“you know i would die for you, right?” it’s out of nowhere that leo says it, a stone hurled into the dead silence of the room, the knife that cuts the tension between them like a violin string pulled too-tight.
smiles, blithe and unconcerned, doesn’t look up from the scattered work on her desk, just murmurs, “the sentiment is nice, but please try not to. i’d miss you terribly.”
for just a moment, leo is angry, blindingly angry at the dismissal, doesn’t she know–
but she wouldn’t, would she.
because corrie tosses around declarations of love and loyalty like a currency she has too much of and the phrase i would die for you is near-valueless, all affection and appreciation but no weight.
but leo is a soldier, knows in excruciating intimacy the particular nature of that sacrifice, has felt the blood that should have been hers because of a loyalty bordering on devotion and a devotion bordering on love built on the belief that death would be better than inaction and–
the weight of the words differs.
it’s months, almost a year past when leo goes before the king and takes the fall for corrie’s half of the adderbrooke disaster, and she’s nobody’s favourite person for a long while, but it’s no sweat off her back while she’s still got a sword and a horse and her troops, so.

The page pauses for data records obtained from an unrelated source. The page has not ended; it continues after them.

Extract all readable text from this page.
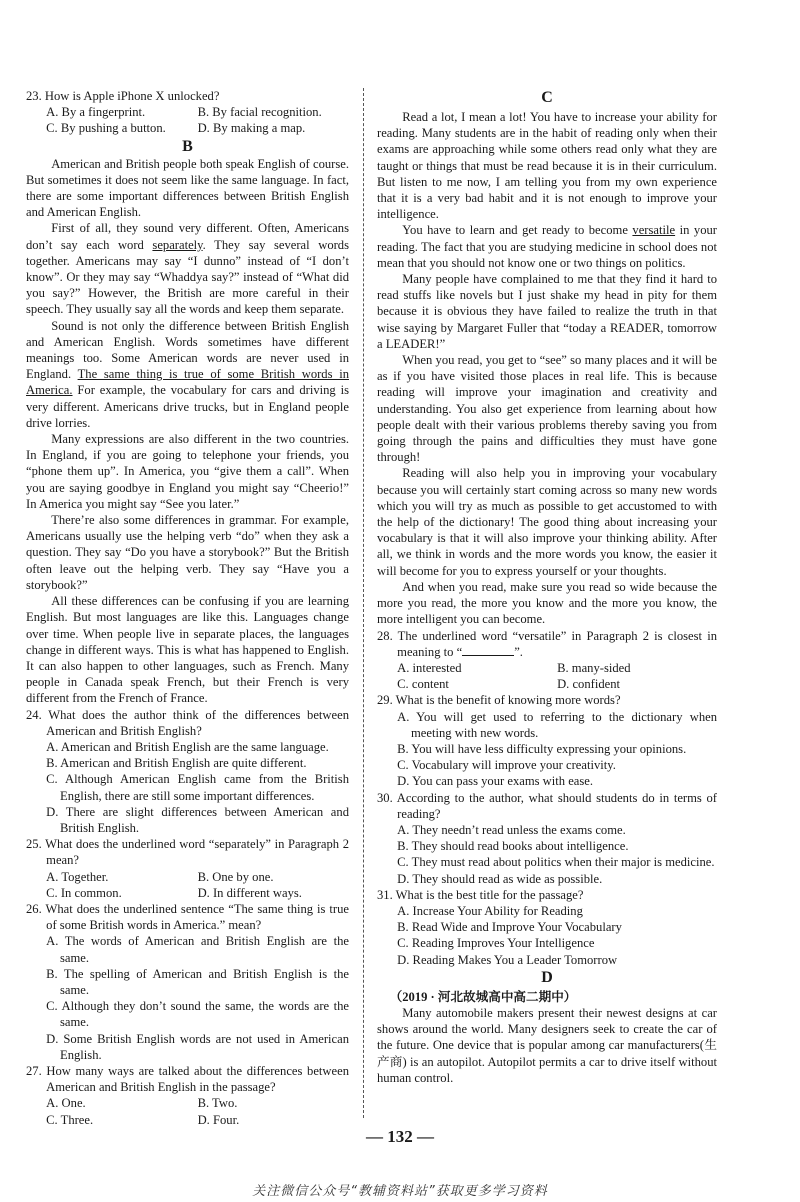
23. How is Apple iPhone X unlocked?

A. By a fingerprint.	B. By facial recognition.
C. By pushing a button.	D. By making a map.

B

American and British people both speak English of course. But sometimes it does not seem like the same language. In fact, there are some important differences between British English and American English.

First of all, they sound very different. Often, Americans don’t say each word separately. They say several words together. Americans may say “I dunno” instead of “I don’t know”. Or they may say “Whaddya say?” instead of “What did you say?” However, the British are more careful in their speech. They usually say all the words and keep them separate.

Sound is not only the difference between British English and American English. Words sometimes have different meanings too. Some American words are never used in England. The same thing is true of some British words in America. For example, the vocabulary for cars and driving is very different. Americans drive trucks, but in England people drive lorries.

Many expressions are also different in the two countries. In England, if you are going to telephone your friends, you “phone them up”. In America, you “give them a call”. When you are saying goodbye in England you might say “Cheerio!” In America you might say “See you later.”

There’re also some differences in grammar. For example, Americans usually use the helping verb “do” when they ask a question. They say “Do you have a storybook?” But the British often leave out the helping verb. They say “Have you a storybook?”

All these differences can be confusing if you are learning English. But most languages are like this. Languages change over time. When people live in separate places, the languages change in different ways. This is what has happened to English. It can also happen to other languages, such as French. Many people in Canada speak French, but their French is very different from the French of France.

24. What does the author think of the differences between American and British English?

A. American and British English are the same language.

B. American and British English are quite different.

C. Although American English came from the British English, there are still some important differences.

D. There are slight differences between American and British English.

25. What does the underlined word “separately” in Paragraph 2 mean?

A. Together.	B. One by one.
C. In common.	D. In different ways.

26. What does the underlined sentence “The same thing is true of some British words in America.” mean?

A. The words of American and British English are the same.

B. The spelling of American and British English is the same.

C. Although they don’t sound the same, the words are the same.

D. Some British English words are not used in American English.

27. How many ways are talked about the differences between American and British English in the passage?

A. One.	B. Two.
C. Three.	D. Four.

C

Read a lot, I mean a lot! You have to increase your ability for reading. Many students are in the habit of reading only when their exams are approaching while some others read only what they are taught or things that must be read because it is in their curriculum. But listen to me now, I am telling you from my own experience that it is a very bad habit and it is not enough to improve your intelligence.

You have to learn and get ready to become versatile in your reading. The fact that you are studying medicine in school does not mean that you should not know one or two things on politics.

Many people have complained to me that they find it hard to read stuffs like novels but I just shake my head in pity for them because it is obvious they have failed to realize the truth in that wise saying by Margaret Fuller that “today a READER, tomorrow a LEADER!”

When you read, you get to “see” so many places and it will be as if you have visited those places in real life. This is because reading will improve your imagination and creativity and understanding. You also get experience from learning about how people dealt with their various problems thereby saving you from going through the pains and difficulties they must have gone through!

Reading will also help you in improving your vocabulary because you will certainly start coming across so many new words which you will try as much as possible to get accustomed to with the help of the dictionary! The good thing about increasing your vocabulary is that it will also improve your thinking ability. After all, we think in words and the more words you know, the easier it will become for you to express yourself or your thoughts.

And when you read, make sure you read so wide because the more you read, the more you know and the more you know, the more intelligent you can become.

28. The underlined word “versatile” in Paragraph 2 is closest in meaning to “	”.

A. interested	B. many-sided
C. content	D. confident

29. What is the benefit of knowing more words?

A. You will get used to referring to the dictionary when meeting with new words.

B. You will have less difficulty expressing your opinions.

C. Vocabulary will improve your creativity.

D. You can pass your exams with ease.

30. According to the author, what should students do in terms of reading?

A. They needn’t read unless the exams come.

B. They should read books about intelligence.

C. They must read about politics when their major is medicine.

D. They should read as wide as possible.

31. What is the best title for the passage?

A. Increase Your Ability for Reading

B. Read Wide and Improve Your Vocabulary

C. Reading Improves Your Intelligence

D. Reading Makes You a Leader Tomorrow

D

（2019 · 河北故城高中高二期中）

Many automobile makers present their newest designs at car shows around the world. Many designers seek to create the car of the future. One device that is popular among car manufacturers(生产商) is an autopilot. Autopilot permits a car to drive itself without human control.

— 132 —
关注微信公众号“教辅资料站”获取更多学习资料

corrie studies her, sharp and conflicted, confusion tempered with a quiet sort of awe that leo does not know how to interpret until she remembers that–
corrie has grown up learning the intricate dance of the court in a family that does not permit missteps, that she lives and breathes and will die embroiled in legislation and treatises and negotiations. that everything about her is intricately constructed, every gesture, every word, every allowance, every smile accounted for in a repertoire of masks and personalities exchanged with the ease of a master.
leo realizes, as she fields letters and lectures and glares of polite aggression, that she has made a sacrifice that corrie can at last quantify, because death – death is nothing to a politician, a statistic in a distant war, extravagant funerals and successions, but reputation is everything. corrie cannot slip because to slip is to fall into irrelevance, into irredeemability, to lose something in the only game that will ever, ever matter.
corrie, with quiet conviction, says, “i would have taken responsibility. i was going to.”
and it sounds like a deferral, some expression of gratitude, maybe, except that leo’s starting to think that it’s not, not quite, not with this.
so she smiles, just a little, says, “i know.”
she doesn’t, not for certain, but there is a faith corrie seems to have in leo’s actions that reminds her of loyalty and devotion and love and it is enough.
“so–” corrie says, face harsh and twisted with misunderstanding and guilt, and leo just says, “so i figured you didn’t have to.”
would that we were easier people, she thinks sometimes, ruefully. that our lives and our deaths were just lives and deaths – that we thought they held the same meaning.
we can begin to understand between us, though.